1. Les origines du mouvement alter mondialiste

Le Forum Social Mondial de Porto Alegre est sans aucun doute l’acte de naissance d’un mouvement mondial de contestation de la mondialisation capitaliste. Il a été rendu possible par trois facteurs distincts :

- Le premier facteur essentiel est le développement quantitatif partout sur la planète de résistances sociales spontanées aux effets de la logique du capital financier après la chute du mur de Berlin. Ces résistances sont portées par deux classes sociales précises auxquelles se joint une partie de la petite bourgeoisie: le prolétariat et la paysannerie pauvre et moyenne.

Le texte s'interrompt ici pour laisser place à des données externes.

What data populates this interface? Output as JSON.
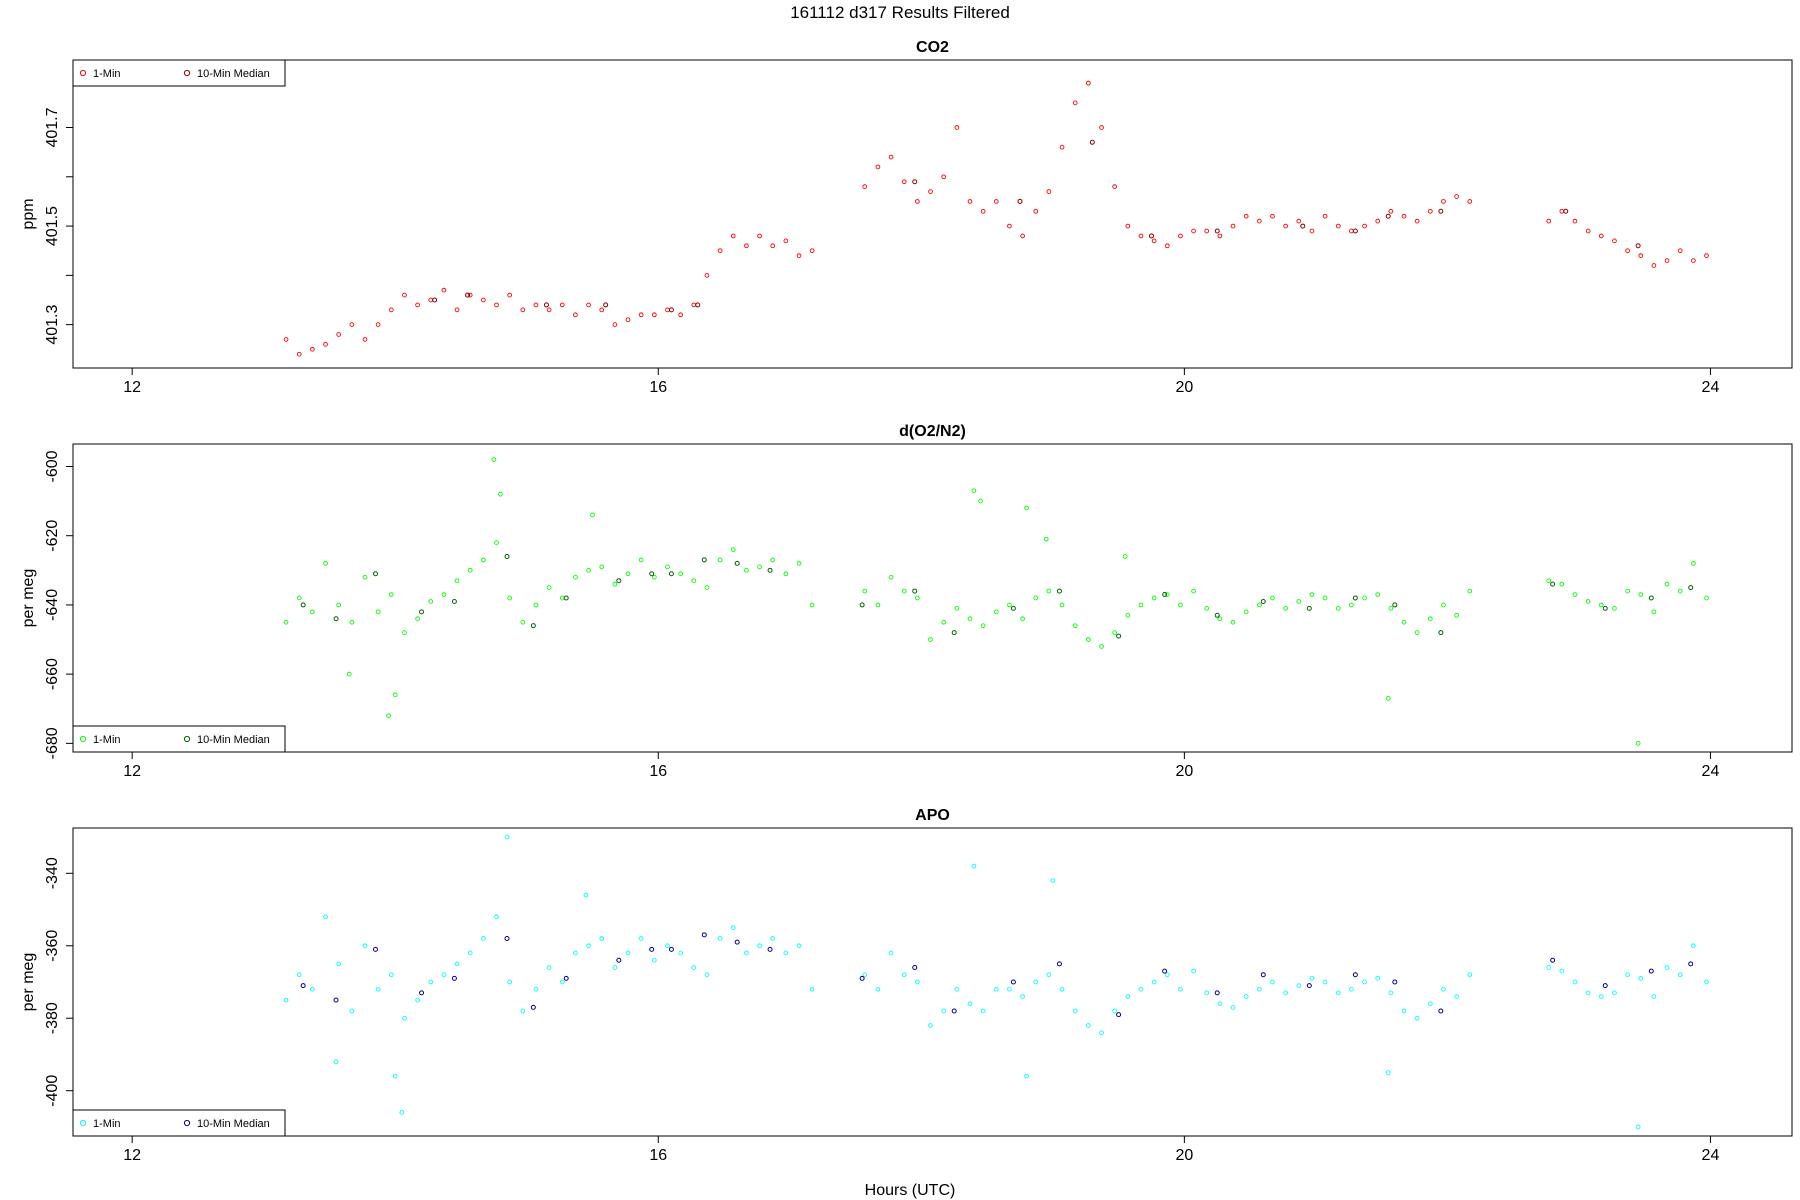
{
  "page_title": "161112   d317   Results Filtered",
  "chart_data": [
    {
      "type": "scatter",
      "title": "CO2",
      "ylabel": "ppm",
      "xlim": [
        11.55,
        24.62
      ],
      "ylim": [
        401.212,
        401.837
      ],
      "x_ticks": [
        "12",
        "16",
        "20",
        "24"
      ],
      "y_ticks": [
        "401.3",
        "401.5",
        "401.7"
      ],
      "y_minor_ticks": [
        401.4,
        401.6
      ],
      "legend": {
        "position": "top-left",
        "entries": [
          "1-Min",
          "10-Min Median"
        ]
      },
      "colors": {
        "one_min": "#ff0000",
        "median": "#8b0000"
      },
      "series": [
        {
          "name": "1-Min",
          "x": [
            13.17,
            13.27,
            13.37,
            13.47,
            13.57,
            13.67,
            13.77,
            13.87,
            13.97,
            14.07,
            14.17,
            14.27,
            14.37,
            14.47,
            14.57,
            14.67,
            14.77,
            14.87,
            14.97,
            15.07,
            15.17,
            15.27,
            15.37,
            15.47,
            15.57,
            15.67,
            15.77,
            15.87,
            15.97,
            16.07,
            16.17,
            16.27,
            16.37,
            16.47,
            16.57,
            16.67,
            16.77,
            16.87,
            16.97,
            17.07,
            17.17,
            17.57,
            17.67,
            17.77,
            17.87,
            17.97,
            18.07,
            18.17,
            18.27,
            18.37,
            18.47,
            18.57,
            18.67,
            18.77,
            18.87,
            18.97,
            19.07,
            19.17,
            19.27,
            19.37,
            19.47,
            19.57,
            19.67,
            19.77,
            19.87,
            19.97,
            20.07,
            20.17,
            20.27,
            20.37,
            20.47,
            20.57,
            20.67,
            20.77,
            20.87,
            20.97,
            21.07,
            21.17,
            21.27,
            21.37,
            21.47,
            21.57,
            21.67,
            21.77,
            21.87,
            21.97,
            22.07,
            22.17,
            22.77,
            22.87,
            22.97,
            23.07,
            23.17,
            23.27,
            23.37,
            23.47,
            23.57,
            23.67,
            23.77,
            23.87,
            23.97
          ],
          "y": [
            401.27,
            401.24,
            401.25,
            401.26,
            401.28,
            401.3,
            401.27,
            401.3,
            401.33,
            401.36,
            401.34,
            401.35,
            401.37,
            401.33,
            401.36,
            401.35,
            401.34,
            401.36,
            401.33,
            401.34,
            401.33,
            401.34,
            401.32,
            401.34,
            401.33,
            401.3,
            401.31,
            401.32,
            401.32,
            401.33,
            401.32,
            401.34,
            401.4,
            401.45,
            401.48,
            401.46,
            401.48,
            401.46,
            401.47,
            401.44,
            401.45,
            401.58,
            401.62,
            401.64,
            401.59,
            401.55,
            401.57,
            401.6,
            401.7,
            401.55,
            401.53,
            401.55,
            401.5,
            401.48,
            401.53,
            401.57,
            401.66,
            401.75,
            401.79,
            401.7,
            401.58,
            401.5,
            401.48,
            401.47,
            401.46,
            401.48,
            401.49,
            401.49,
            401.48,
            401.5,
            401.52,
            401.51,
            401.52,
            401.5,
            401.51,
            401.49,
            401.52,
            401.5,
            401.49,
            401.5,
            401.51,
            401.53,
            401.52,
            401.51,
            401.53,
            401.55,
            401.56,
            401.55,
            401.51,
            401.53,
            401.51,
            401.49,
            401.48,
            401.47,
            401.45,
            401.44,
            401.42,
            401.43,
            401.45,
            401.43,
            401.44
          ]
        },
        {
          "name": "10-Min Median",
          "x": [
            14.3,
            14.55,
            15.15,
            15.6,
            16.1,
            16.3,
            17.95,
            18.75,
            19.3,
            19.75,
            20.25,
            20.9,
            21.3,
            21.55,
            21.95,
            22.9,
            23.45
          ],
          "y": [
            401.35,
            401.36,
            401.34,
            401.34,
            401.33,
            401.34,
            401.59,
            401.55,
            401.67,
            401.48,
            401.49,
            401.5,
            401.49,
            401.52,
            401.53,
            401.53,
            401.46
          ]
        }
      ]
    },
    {
      "type": "scatter",
      "title": "d(O2/N2)",
      "ylabel": "per meg",
      "xlim": [
        11.55,
        24.62
      ],
      "ylim": [
        -682.5,
        -593.5
      ],
      "x_ticks": [
        "12",
        "16",
        "20",
        "24"
      ],
      "y_ticks": [
        "-600",
        "-620",
        "-640",
        "-660",
        "-680"
      ],
      "y_minor_ticks": [],
      "legend": {
        "position": "bottom-left",
        "entries": [
          "1-Min",
          "10-Min Median"
        ]
      },
      "colors": {
        "one_min": "#00ff00",
        "median": "#006400"
      },
      "series": [
        {
          "name": "1-Min",
          "x": [
            13.17,
            13.27,
            13.37,
            13.47,
            13.57,
            13.67,
            13.77,
            13.87,
            13.97,
            14.07,
            14.17,
            14.27,
            14.37,
            14.47,
            14.57,
            14.67,
            14.77,
            14.87,
            14.97,
            15.07,
            15.17,
            15.27,
            15.37,
            15.47,
            15.57,
            15.67,
            15.77,
            15.87,
            15.97,
            16.07,
            16.17,
            16.27,
            16.37,
            16.47,
            16.57,
            16.67,
            16.77,
            16.87,
            16.97,
            17.07,
            17.17,
            17.57,
            17.67,
            17.77,
            17.87,
            17.97,
            18.07,
            18.17,
            18.27,
            18.37,
            18.47,
            18.57,
            18.67,
            18.77,
            18.87,
            18.97,
            19.07,
            19.17,
            19.27,
            19.37,
            19.47,
            19.57,
            19.67,
            19.77,
            19.87,
            19.97,
            20.07,
            20.17,
            20.27,
            20.37,
            20.47,
            20.57,
            20.67,
            20.77,
            20.87,
            20.97,
            21.07,
            21.17,
            21.27,
            21.37,
            21.47,
            21.57,
            21.67,
            21.77,
            21.87,
            21.97,
            22.07,
            22.17,
            22.77,
            22.87,
            22.97,
            23.07,
            23.17,
            23.27,
            23.37,
            23.47,
            23.57,
            23.67,
            23.77,
            23.87,
            23.97,
            13.65,
            13.95,
            14.0,
            14.75,
            14.8,
            15.5,
            18.4,
            18.45,
            18.8,
            18.95,
            19.55,
            21.55,
            23.45
          ],
          "y": [
            -645,
            -638,
            -642,
            -628,
            -640,
            -645,
            -632,
            -642,
            -637,
            -648,
            -644,
            -639,
            -637,
            -633,
            -630,
            -627,
            -622,
            -638,
            -645,
            -640,
            -635,
            -638,
            -632,
            -630,
            -629,
            -634,
            -631,
            -627,
            -632,
            -629,
            -631,
            -633,
            -635,
            -627,
            -624,
            -630,
            -629,
            -627,
            -631,
            -628,
            -640,
            -636,
            -640,
            -632,
            -636,
            -638,
            -650,
            -645,
            -641,
            -644,
            -646,
            -642,
            -640,
            -644,
            -638,
            -636,
            -640,
            -646,
            -650,
            -652,
            -648,
            -643,
            -640,
            -638,
            -637,
            -640,
            -636,
            -641,
            -644,
            -645,
            -642,
            -640,
            -638,
            -641,
            -639,
            -637,
            -638,
            -641,
            -640,
            -638,
            -637,
            -641,
            -645,
            -648,
            -644,
            -640,
            -643,
            -636,
            -633,
            -634,
            -637,
            -639,
            -640,
            -641,
            -636,
            -637,
            -642,
            -634,
            -636,
            -628,
            -638,
            -660,
            -672,
            -666,
            -598,
            -608,
            -614,
            -607,
            -610,
            -612,
            -621,
            -626,
            -667,
            -680
          ]
        },
        {
          "name": "10-Min Median",
          "x": [
            13.3,
            13.55,
            13.85,
            14.2,
            14.45,
            14.85,
            15.05,
            15.3,
            15.7,
            15.95,
            16.1,
            16.35,
            16.6,
            16.85,
            17.55,
            17.95,
            18.25,
            18.7,
            19.05,
            19.5,
            19.85,
            20.25,
            20.6,
            20.95,
            21.3,
            21.6,
            21.95,
            22.8,
            23.2,
            23.55,
            23.85
          ],
          "y": [
            -640,
            -644,
            -631,
            -642,
            -639,
            -626,
            -646,
            -638,
            -633,
            -631,
            -631,
            -627,
            -628,
            -630,
            -640,
            -636,
            -648,
            -641,
            -636,
            -649,
            -637,
            -643,
            -639,
            -641,
            -638,
            -640,
            -648,
            -634,
            -641,
            -638,
            -635
          ]
        }
      ]
    },
    {
      "type": "scatter",
      "title": "APO",
      "ylabel": "per meg",
      "xlim": [
        11.55,
        24.62
      ],
      "ylim": [
        -412.5,
        -327.5
      ],
      "x_ticks": [
        "12",
        "16",
        "20",
        "24"
      ],
      "y_ticks": [
        "-340",
        "-360",
        "-380",
        "-400"
      ],
      "y_minor_ticks": [],
      "legend": {
        "position": "bottom-left",
        "entries": [
          "1-Min",
          "10-Min Median"
        ]
      },
      "colors": {
        "one_min": "#00ffff",
        "median": "#00008b"
      },
      "series": [
        {
          "name": "1-Min",
          "x": [
            13.17,
            13.27,
            13.37,
            13.47,
            13.57,
            13.67,
            13.77,
            13.87,
            13.97,
            14.07,
            14.17,
            14.27,
            14.37,
            14.47,
            14.57,
            14.67,
            14.77,
            14.87,
            14.97,
            15.07,
            15.17,
            15.27,
            15.37,
            15.47,
            15.57,
            15.67,
            15.77,
            15.87,
            15.97,
            16.07,
            16.17,
            16.27,
            16.37,
            16.47,
            16.57,
            16.67,
            16.77,
            16.87,
            16.97,
            17.07,
            17.17,
            17.57,
            17.67,
            17.77,
            17.87,
            17.97,
            18.07,
            18.17,
            18.27,
            18.37,
            18.47,
            18.57,
            18.67,
            18.77,
            18.87,
            18.97,
            19.07,
            19.17,
            19.27,
            19.37,
            19.47,
            19.57,
            19.67,
            19.77,
            19.87,
            19.97,
            20.07,
            20.17,
            20.27,
            20.37,
            20.47,
            20.57,
            20.67,
            20.77,
            20.87,
            20.97,
            21.07,
            21.17,
            21.27,
            21.37,
            21.47,
            21.57,
            21.67,
            21.77,
            21.87,
            21.97,
            22.07,
            22.17,
            22.77,
            22.87,
            22.97,
            23.07,
            23.17,
            23.27,
            23.37,
            23.47,
            23.57,
            23.67,
            23.77,
            23.87,
            23.97,
            13.55,
            14.0,
            14.05,
            14.85,
            15.45,
            18.4,
            18.8,
            19.0,
            21.55,
            23.45
          ],
          "y": [
            -375,
            -368,
            -372,
            -352,
            -365,
            -378,
            -360,
            -372,
            -368,
            -380,
            -375,
            -370,
            -368,
            -365,
            -362,
            -358,
            -352,
            -370,
            -378,
            -372,
            -366,
            -370,
            -362,
            -360,
            -358,
            -366,
            -362,
            -358,
            -364,
            -360,
            -362,
            -366,
            -368,
            -358,
            -355,
            -362,
            -360,
            -358,
            -362,
            -360,
            -372,
            -368,
            -372,
            -362,
            -368,
            -370,
            -382,
            -378,
            -372,
            -376,
            -378,
            -372,
            -372,
            -374,
            -370,
            -368,
            -372,
            -378,
            -382,
            -384,
            -378,
            -374,
            -372,
            -370,
            -368,
            -372,
            -367,
            -373,
            -376,
            -377,
            -374,
            -372,
            -370,
            -373,
            -371,
            -369,
            -370,
            -373,
            -372,
            -370,
            -369,
            -373,
            -378,
            -380,
            -376,
            -372,
            -374,
            -368,
            -366,
            -367,
            -370,
            -373,
            -374,
            -373,
            -368,
            -369,
            -374,
            -366,
            -368,
            -360,
            -370,
            -392,
            -396,
            -406,
            -330,
            -346,
            -338,
            -396,
            -342,
            -395,
            -410
          ]
        },
        {
          "name": "10-Min Median",
          "x": [
            13.3,
            13.55,
            13.85,
            14.2,
            14.45,
            14.85,
            15.05,
            15.3,
            15.7,
            15.95,
            16.1,
            16.35,
            16.6,
            16.85,
            17.55,
            17.95,
            18.25,
            18.7,
            19.05,
            19.5,
            19.85,
            20.25,
            20.6,
            20.95,
            21.3,
            21.6,
            21.95,
            22.8,
            23.2,
            23.55,
            23.85
          ],
          "y": [
            -371,
            -375,
            -361,
            -373,
            -369,
            -358,
            -377,
            -369,
            -364,
            -361,
            -361,
            -357,
            -359,
            -361,
            -369,
            -366,
            -378,
            -370,
            -365,
            -379,
            -367,
            -373,
            -368,
            -371,
            -368,
            -370,
            -378,
            -364,
            -371,
            -367,
            -365
          ]
        }
      ]
    }
  ],
  "x_axis_title": "Hours (UTC)"
}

Le prolétariat au Nord comme au Sud est confronté aux effets de la généralisation de la concurrence à l’ensemble des sphères de la vie sociale, y compris celles qui jusqu’à présent avaient été préservées soit par les luttes de classes, soit par la crainte que les « dominés » regardent trop vers l’Est. Il en découle une tendance à faire converger[5] les conditions d’exploitation partout sur la planète, signifiant la misère immédiate pour les travailleurs du Sud et l’entrée progressive dans la paupérisation pour les travailleurs du Nord. Le prolétariat est ainsi confronté à une nouvelle épreuve redoutable: la modification de sa structure et de sa composition. Le capital ne s’attaque pas d’un seul coup à l’ensemble des secteurs du prolétariat. Si la précarisation concerne les travailleurs du monde entier et de tous les secteurs marchands (et non marchands qui sont marchandisés comme la culture ou l’éducation nationale par exemple), elle ne se réalise pas d’un seul coup et dans la même ampleur pour tous. Ainsi certains gardent encore pendant un certain temps l’illusion d’une sécurité, alors que d’autres sont exclus des garanties gagnées par les luttes de classe des générations ouvrières précédentes. A côté des travailleurs « stables » se met ainsi en place une fraction prolétarienne ultra-précarisée. Ainsi par exemple, les sans-papiers dans les pays industrialisés sont utilisables de par leur précarité juridique et économique comme terrain d’expérimentation de nouvelles formes de précarité et de flexibilité généralisables ensuite à l’ensemble du monde du travail. Les résistances ouvrières à la mondialisation capitaliste et à ses effets prennent ainsi deux formes, pour l’instant, non convergentes : le mouvement ouvrier organisé pour la défense de ses acquis et le mouvement des prolétaires précarisés : chômeurs, sans-papiers, sans-logis, ouvriers agricoles et paysans sans terre, etc. La dernière décennie a été marquée partout sur la planète par des luttes dures mais non convergentes de ces deux fractions du prolétariat.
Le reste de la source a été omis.